Abu Hamid al-Ghazali (Algazel; d. 1111) was one of the greatest intellectuals of Classical Islam. Traditional minded supporters today revere him as the dogmatic and sure minded juridical theologian (faqih), mystic (mutasawwif) and architect of Islamic Orthodoxy. He was also a brilliant albeit eccentric professor of at the prestigious Nizamiyyah University in Baghdad (al-madrasah al-nizamiyyah).
Ghazali had a strong scholastic background and legacy. His teachers (shuyukh) included the jurist al-Juwayni and mystic al-Farmidhi. He was envied by his academic peers (‘ulama’) for his outstanding argumentation skills (munazarah) and for teaching so many students (talamidh), which included the jurist Ibn al-‘Arabi. His interlocutors included the jurist/philosopher Ibn Rushd (Averroes) and the jurist Ibn Taymiyyah. All were great scholars of their time and for generations to follow. Their lasting greatness was the inexorable result of their personal reflection (tafakkur), independent reasoning (ijtihad) and scholarly disagreement (ikhtilaf). Much of their intellectual vitality was due to the strong spirit of scholasticism within Islamic civilization, which flourished in the universities, seminaries, libraries and research institutes that continually transformed religious and secular discourses within Classical Islam (for more see works by George Makdisi). The intellectual vitality of scholasticism may subsist in the traditional universities from which it was born–e.g. Al-Azhar or Al-Qarawiyyin. But it thrives in modern universities which are its legacy.

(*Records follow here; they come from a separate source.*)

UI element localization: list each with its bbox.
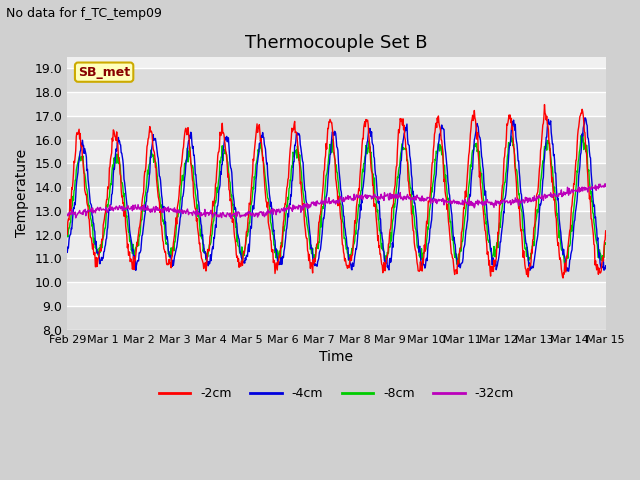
-32cm [89, 210, 97, 216]
-4cm [89, 220, 97, 226]
-8cm [561, 262, 568, 268]
-8cm [287, 178, 294, 183]
-2cm [584, 185, 592, 191]
-2cm [541, 102, 548, 108]
Bar [67, 235, 605, 258]
Text: No data for f_TC_temp09: No data for f_TC_temp09 [6, 7, 163, 20]
-8cm [163, 241, 171, 247]
Title: Thermocouple Set B: Thermocouple Set B [245, 34, 428, 52]
Bar [67, 140, 605, 163]
Bar [67, 306, 605, 330]
Bar [67, 211, 605, 235]
-8cm [602, 241, 609, 247]
-4cm [63, 250, 71, 255]
-8cm [89, 236, 97, 242]
-32cm [227, 216, 235, 221]
-4cm [381, 258, 388, 264]
-32cm [575, 189, 583, 195]
-2cm [576, 114, 584, 120]
X-axis label: Time: Time [319, 350, 353, 364]
Bar [67, 116, 605, 140]
-8cm [575, 149, 583, 155]
Line: -2cm: -2cm [67, 105, 605, 278]
-32cm [63, 212, 71, 217]
-2cm [559, 275, 567, 281]
-8cm [584, 168, 592, 174]
-4cm [602, 263, 609, 269]
-4cm [575, 168, 583, 174]
-4cm [581, 115, 589, 120]
-4cm [584, 135, 592, 141]
-8cm [579, 130, 586, 136]
-2cm [602, 228, 609, 234]
Line: -32cm: -32cm [67, 184, 605, 218]
-2cm [163, 262, 171, 268]
-4cm [564, 268, 572, 274]
Y-axis label: Temperature: Temperature [15, 149, 29, 237]
-32cm [602, 181, 609, 187]
Line: -4cm: -4cm [67, 118, 605, 271]
-8cm [63, 231, 71, 237]
Bar [67, 282, 605, 306]
Bar [67, 92, 605, 116]
Bar [67, 187, 605, 211]
-4cm [287, 192, 294, 198]
-2cm [287, 142, 294, 147]
Bar [67, 258, 605, 282]
-32cm [602, 183, 609, 189]
-32cm [381, 193, 389, 199]
Text: SB_met: SB_met [78, 66, 130, 79]
-32cm [287, 205, 295, 211]
-8cm [381, 256, 388, 262]
-4cm [163, 234, 171, 240]
Legend: -2cm, -4cm, -8cm, -32cm: -2cm, -4cm, -8cm, -32cm [154, 383, 519, 406]
Bar [67, 69, 605, 92]
Line: -8cm: -8cm [67, 133, 605, 265]
Bar [67, 163, 605, 187]
-2cm [63, 231, 71, 237]
-32cm [584, 189, 591, 195]
-2cm [381, 261, 388, 266]
-32cm [163, 205, 171, 211]
-2cm [89, 241, 97, 247]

Today, we are generally cut off from the scholastic origins of Classical Islam that led to the rise of the universities in Medieval Europe and later all over the modern world today. Because the Muslim community in particular is cut off from its scholastic past, there is an obsession with preserving ‘tradition’ and hypersensitivity towards criticism. Much of this intellectual crisis is the legacy of the political fragmentation and feudal-style warfare of Islamic civilization–especially in the 13th-15th centuries–which gave rise to coagulated understandings of Islamic scholarship. The predatory experience of European colonialism upon Islamic civilization–mainly in the 18th-20th centuries–exacerbated this problem and inculcated, in some cases, a religious ambivalence towards ‘modernity.’ Emulation (taqlid) among jurists contributed to wrote wisdom (talqin) among the masses. One result of this crisis is that great Imams like Ghazali are adored more so than studied. They are imagined as flawless symbols of unquestionable Islamic authority, rather than professors engaging in imperfect dialectic.

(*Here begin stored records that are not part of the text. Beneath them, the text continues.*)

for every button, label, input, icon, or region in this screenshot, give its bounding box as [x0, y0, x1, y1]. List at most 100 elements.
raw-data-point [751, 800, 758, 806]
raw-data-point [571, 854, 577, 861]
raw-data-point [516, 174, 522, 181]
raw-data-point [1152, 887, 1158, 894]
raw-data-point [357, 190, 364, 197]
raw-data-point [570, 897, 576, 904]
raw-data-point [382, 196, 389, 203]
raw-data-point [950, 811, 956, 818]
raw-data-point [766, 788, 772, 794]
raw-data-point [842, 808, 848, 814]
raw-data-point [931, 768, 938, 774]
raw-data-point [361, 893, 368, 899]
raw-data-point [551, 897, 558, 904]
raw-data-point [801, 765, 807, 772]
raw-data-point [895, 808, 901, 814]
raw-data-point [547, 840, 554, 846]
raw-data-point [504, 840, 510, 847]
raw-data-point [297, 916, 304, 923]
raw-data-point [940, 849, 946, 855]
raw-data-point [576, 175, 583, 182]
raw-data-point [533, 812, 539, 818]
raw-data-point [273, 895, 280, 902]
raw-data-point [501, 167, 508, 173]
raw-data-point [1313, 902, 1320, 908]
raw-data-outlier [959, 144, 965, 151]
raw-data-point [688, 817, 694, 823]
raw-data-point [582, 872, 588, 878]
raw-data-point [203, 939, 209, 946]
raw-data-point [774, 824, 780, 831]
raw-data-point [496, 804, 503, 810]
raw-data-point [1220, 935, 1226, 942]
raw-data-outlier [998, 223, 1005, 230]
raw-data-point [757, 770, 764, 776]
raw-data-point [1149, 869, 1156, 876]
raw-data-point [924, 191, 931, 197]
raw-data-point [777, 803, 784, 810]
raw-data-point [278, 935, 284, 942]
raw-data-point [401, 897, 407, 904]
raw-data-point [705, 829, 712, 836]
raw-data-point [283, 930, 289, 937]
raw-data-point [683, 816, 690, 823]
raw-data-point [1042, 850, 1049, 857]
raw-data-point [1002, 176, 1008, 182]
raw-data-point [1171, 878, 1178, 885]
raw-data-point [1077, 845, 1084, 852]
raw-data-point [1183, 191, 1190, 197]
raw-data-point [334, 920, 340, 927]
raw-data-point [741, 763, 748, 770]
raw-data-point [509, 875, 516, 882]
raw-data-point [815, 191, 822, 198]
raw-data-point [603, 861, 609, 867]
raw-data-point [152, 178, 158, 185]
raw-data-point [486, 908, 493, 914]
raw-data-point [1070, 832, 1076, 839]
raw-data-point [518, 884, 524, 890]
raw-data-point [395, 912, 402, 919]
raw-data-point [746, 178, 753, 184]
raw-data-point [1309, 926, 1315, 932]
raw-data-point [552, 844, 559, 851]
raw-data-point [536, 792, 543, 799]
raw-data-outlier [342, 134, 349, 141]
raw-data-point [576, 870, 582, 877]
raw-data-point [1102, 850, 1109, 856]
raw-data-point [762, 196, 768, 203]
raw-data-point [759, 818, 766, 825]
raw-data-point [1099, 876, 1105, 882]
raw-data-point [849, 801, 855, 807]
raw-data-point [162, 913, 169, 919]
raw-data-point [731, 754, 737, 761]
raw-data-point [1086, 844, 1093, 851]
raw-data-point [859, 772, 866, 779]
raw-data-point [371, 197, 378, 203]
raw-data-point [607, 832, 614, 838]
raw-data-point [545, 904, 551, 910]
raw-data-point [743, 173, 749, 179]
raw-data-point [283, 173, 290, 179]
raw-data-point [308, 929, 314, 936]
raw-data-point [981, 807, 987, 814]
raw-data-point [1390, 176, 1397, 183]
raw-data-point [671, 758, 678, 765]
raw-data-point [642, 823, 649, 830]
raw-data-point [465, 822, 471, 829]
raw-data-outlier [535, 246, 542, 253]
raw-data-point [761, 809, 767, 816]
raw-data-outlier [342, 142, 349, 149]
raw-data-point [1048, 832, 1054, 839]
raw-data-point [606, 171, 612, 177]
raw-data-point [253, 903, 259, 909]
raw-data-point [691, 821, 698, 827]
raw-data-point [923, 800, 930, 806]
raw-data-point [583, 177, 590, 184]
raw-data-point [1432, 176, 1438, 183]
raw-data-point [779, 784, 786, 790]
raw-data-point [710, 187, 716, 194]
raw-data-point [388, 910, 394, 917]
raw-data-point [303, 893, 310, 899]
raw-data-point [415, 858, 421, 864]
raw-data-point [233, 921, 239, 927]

The truth is that like many academics, Ghazali was a complicated man and not always 100% certain. His social and personal complexity had a great impact on his scholarship, much of which may be gleaned from his works, The Deliverance from Error (al-Munqiz min al-dalal) and The Revival of the Religious Sciences (Ihya’ ‘ulum al-din). Ghazali was a man of persistent reflection. He was also haunted by questions of existentialism. He was at different times of his life engulfed by eclectic disciplines, including Law (fiqh), Peripatetic Philosophy (falsafah) and Mysticism (tasawwuf). His intellectual and spiritual exploration involved suffering–not unlike St. Augustine or the Buddha–through experiences of skepticism, atheism and non-egoism. He chose a married life with children. Then he abandoned them and wandered the wilderness for 10 years. He was a publicly celebrated professor of the highest rank, and a frail and private Bohemian. How much of Ghazali’s sobering humanity is appreciated–tolerated–among his supporters today?
If we reconnect with Islamic scholasticism, we reconnect with the intellectual vitality of Islam. This can be done on the social as well as personal level. On the personal level, it means realizing that faith (iman) is the product of constantly evolving personal reflection and independent reasoning (Qur’an 2:171; 3:190-91). It requires that the Muslim community exercise–in the words of Hamza Yusuf–much ‘stronger Islamic Literacy,’ but that it also embrace–to paraphrase Taha Husayn–‘doubt as a means of certainty.’ On the social level it means that the Muslim community can best re-create itself through the scholarly debate of the university, among sympathetic believers and challenging skeptics. Scholarly disagreement is supposed to be according to numerous Hadith scholars (muhaddithun) a ‘mercy’ to the community, and a matter only God can resolve (Qur’an 42:10).
It is positive to see in recent years modernist, reformist and even Sufi-minded intellectuals of Islam who are also university professors. Some examples include Fazlur Rahman, Anne Marie Schimmel, Nasr H. Abu Zayd, Abdullahi An-Naim, Abdolkarim Soroush, Karen Armstrong, Ebrahim Moosa, Talal Asad, Khaled Abou El-Fadl, Tariq Ramadan, Abdullah Saeed, Amina Wadud and Timothy Winter (Abd al-Hakim Murad). The only question is whether we will engage them as fancying followers or serious students.